When Russell was delivered in 2000 via C-section at 36 weeks, 11;29pm, 3 pounds 14 ounces, 16 inches, we were just first time parents with a premie. All the after birth testing was regular, until his blood was checked the following morning. Russell had an extremely low platelet count, and was rushed to another hospital with a better equipped NICU. There, he was given a platelet transfusion which stabilized his count.
During his 4 week stay in the NICU, every bodily system imaginable was tested. It seemed every day we were given a new diagnosis requiring consultation from another specialist. A Cardiologist was needed to monitor the PDA, ASD, and VSD, which closed on their own within the first year without requiring surgery. A Neurologist was brought in to monitor the intracranial brain hemorrhage and polymicrogyria and their effects on his development, or seizure potential. And we were informed about potential long-term neuro-developmental problems. A visit with a Geneticist was scheduled to determine what, if any syndrome he had, in order to know a future prognosis.
Also while in the NICU, Russell would not breast feed or take a bottle, so a Naso-gastric Tube was used for feeding. We had to learn how to place the tube and manage it before we could be released.
Finally, 4 weeks later, we left the hospital as parents with a medically complex child. Russell was delayed in every childhood milestone, and his growth and weight was less than the 5th percentile. His pediatricians always said, “He’ll catch up.” But he didn’t, he set his own pace.
Because he never learned the “suck, swallow, breathe” reflex, we continued with the NG feeding tube for 11 months, but it became very traumatic for me and for Russell. So the Gastroenterologist scheduled surgery to place a Gastrostomy Tube. He still gained weight and length very slowly, and at 27 months, Russell started receiving growth hormone shots. He was almost 8 when he reached the 25th percentile. Shots were discontinued when he was 13 years old because his hand bone age was read as 16 years old.
Shortly before Russell’s 10th birthday, I scheduled him for treatment at Penn State Hershey Feeding Clinic, where we spent a month training Russell to eat. (That is a story in and of itself, which I would be happy to share if anyone wishes to contact me for details.) He has been eating by mouth ever since, although he’s never really enjoyed eating, and meals sometimes last an hour or more.
After years of Genetic testing with no identified syndromes, Russell’s dad and I decided to back off testing for a while. At this point, we realized whatever he had was quite rare, and maybe hadn’t yet been discovered. We knew sometime in the future, as genetic testing improved, an answer would be found.
In 2015, Whole Exome Sequencing (WES) was ordered by his Geneticist. Results came back with a De Novo Mutation of the SON Gene, but it was listed as a “Variant of Unknown Significance”. In 2016, our geneticist was contacted by a researcher at the University of Alabama who was studying the SON Gene and asked if we wanted Russell to be included. The long awaited answer came in September 2016 when the study from the University of Alabama, and a simultaneous study from Baylor University were published in The American Journal of Human Genetics. This research explained the majority of Russell’s symptoms, finally!
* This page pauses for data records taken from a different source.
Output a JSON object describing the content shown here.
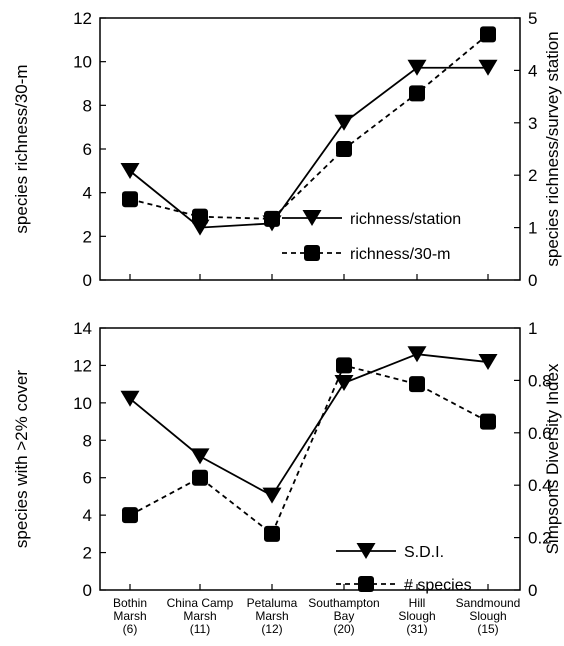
{
  "chart_data": [
    {
      "type": "line",
      "categories": [
        "Bothin Marsh",
        "China Camp Marsh",
        "Petaluma Marsh",
        "Southampton Bay",
        "Hill Slough",
        "Sandmound Slough"
      ],
      "left_axis": {
        "label": "species richness/30-m",
        "range": [
          0,
          12
        ],
        "ticks": [
          "0",
          "2",
          "4",
          "6",
          "8",
          "10",
          "12"
        ]
      },
      "right_axis": {
        "label": "species richness/survey station",
        "range": [
          0,
          5
        ],
        "ticks": [
          "0",
          "1",
          "2",
          "3",
          "4",
          "5"
        ]
      },
      "series": [
        {
          "name": "richness/station",
          "axis": "right",
          "line": "solid",
          "marker": "triangle-down",
          "values": [
            2.08,
            1.0,
            1.08,
            3.0,
            4.05,
            4.05
          ]
        },
        {
          "name": "richness/30-m",
          "axis": "left",
          "line": "dashed",
          "marker": "square",
          "values": [
            3.7,
            2.9,
            2.8,
            6.0,
            8.55,
            11.25
          ]
        }
      ],
      "legend_position": "lower-right"
    },
    {
      "type": "line",
      "categories": [
        "Bothin Marsh",
        "China Camp Marsh",
        "Petaluma Marsh",
        "Southampton Bay",
        "Hill Slough",
        "Sandmound Slough"
      ],
      "left_axis": {
        "label": "species with >2% cover",
        "range": [
          0,
          14
        ],
        "ticks": [
          "0",
          "2",
          "4",
          "6",
          "8",
          "10",
          "12",
          "14"
        ]
      },
      "right_axis": {
        "label": "Simpsons Diversity Index",
        "range": [
          0,
          1
        ],
        "ticks": [
          "0",
          "0.2",
          "0.4",
          "0.6",
          "0.8",
          "1"
        ]
      },
      "series": [
        {
          "name": "S.D.I.",
          "axis": "right",
          "line": "solid",
          "marker": "triangle-down",
          "values": [
            0.73,
            0.51,
            0.36,
            0.79,
            0.9,
            0.87
          ]
        },
        {
          "name": "# species",
          "axis": "left",
          "line": "dashed",
          "marker": "square",
          "values": [
            4,
            6,
            3,
            12,
            11,
            9
          ]
        }
      ],
      "legend_position": "lower-right"
    }
  ],
  "x_tick_labels": [
    {
      "line1": "Bothin",
      "line2": "Marsh",
      "count": "(6)"
    },
    {
      "line1": "China Camp",
      "line2": "Marsh",
      "count": "(11)"
    },
    {
      "line1": "Petaluma",
      "line2": "Marsh",
      "count": "(12)"
    },
    {
      "line1": "Southampton",
      "line2": "Bay",
      "count": "(20)"
    },
    {
      "line1": "Hill",
      "line2": "Slough",
      "count": "(31)"
    },
    {
      "line1": "Sandmound",
      "line2": "Slough",
      "count": "(15)"
    }
  ]
}
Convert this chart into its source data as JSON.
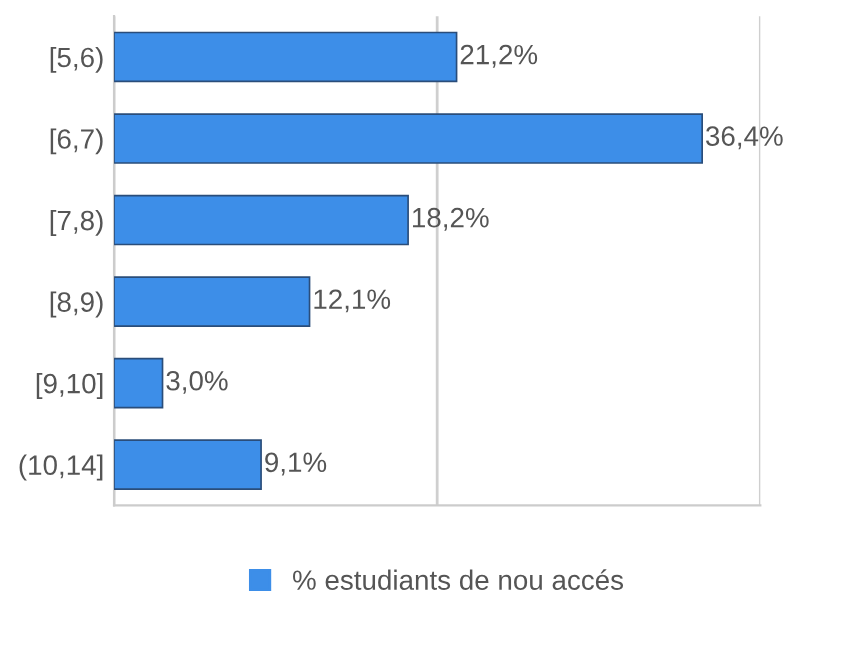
{
  "chart_data": {
    "type": "bar",
    "orientation": "horizontal",
    "categories": [
      "[5,6)",
      "[6,7)",
      "[7,8)",
      "[8,9)",
      "[9,10]",
      "(10,14]"
    ],
    "series": [
      {
        "name": "% estudiants de nou accés",
        "color": "#3d8ee8",
        "values": [
          21.2,
          36.4,
          18.2,
          12.1,
          3.0,
          9.1
        ],
        "value_labels": [
          "21,2%",
          "36,4%",
          "18,2%",
          "12,1%",
          "3,0%",
          "9,1%"
        ]
      }
    ],
    "xlim": [
      0,
      40
    ],
    "xticks": [
      {
        "value": 0,
        "label": null
      },
      {
        "value": 20,
        "label": null
      },
      {
        "value": 40,
        "label": null
      }
    ],
    "tick_labels": "y",
    "grid": "x",
    "legend": "bottom"
  }
}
It was difficult raising a medically complex child. Friends with typically developing children don’t always know how to respond or act, and sometimes drift away. It can lead to isolation, especially when your child does not have an official diagnosis. I was happy that many of the parents from both studies decided to connect and a Facebook Page, ZTTK-SON SHINE gene DE NOVO was created by 3 of the moms. It was a place to discuss our complex children with people who understood.
Our group has grown to over 200 members in 2021, with a little more than 100 children with the ZTTK Syndrome diagnosis. I am pleased and proud to be a part of creation of the ZTTK SON-SHINE FOUNDATION, Inc., where we hope to further research into the SON gene, and reach and support families of children diagnosed with the syndrome around the world. Most of all, I am proud to be Russell’s Mom!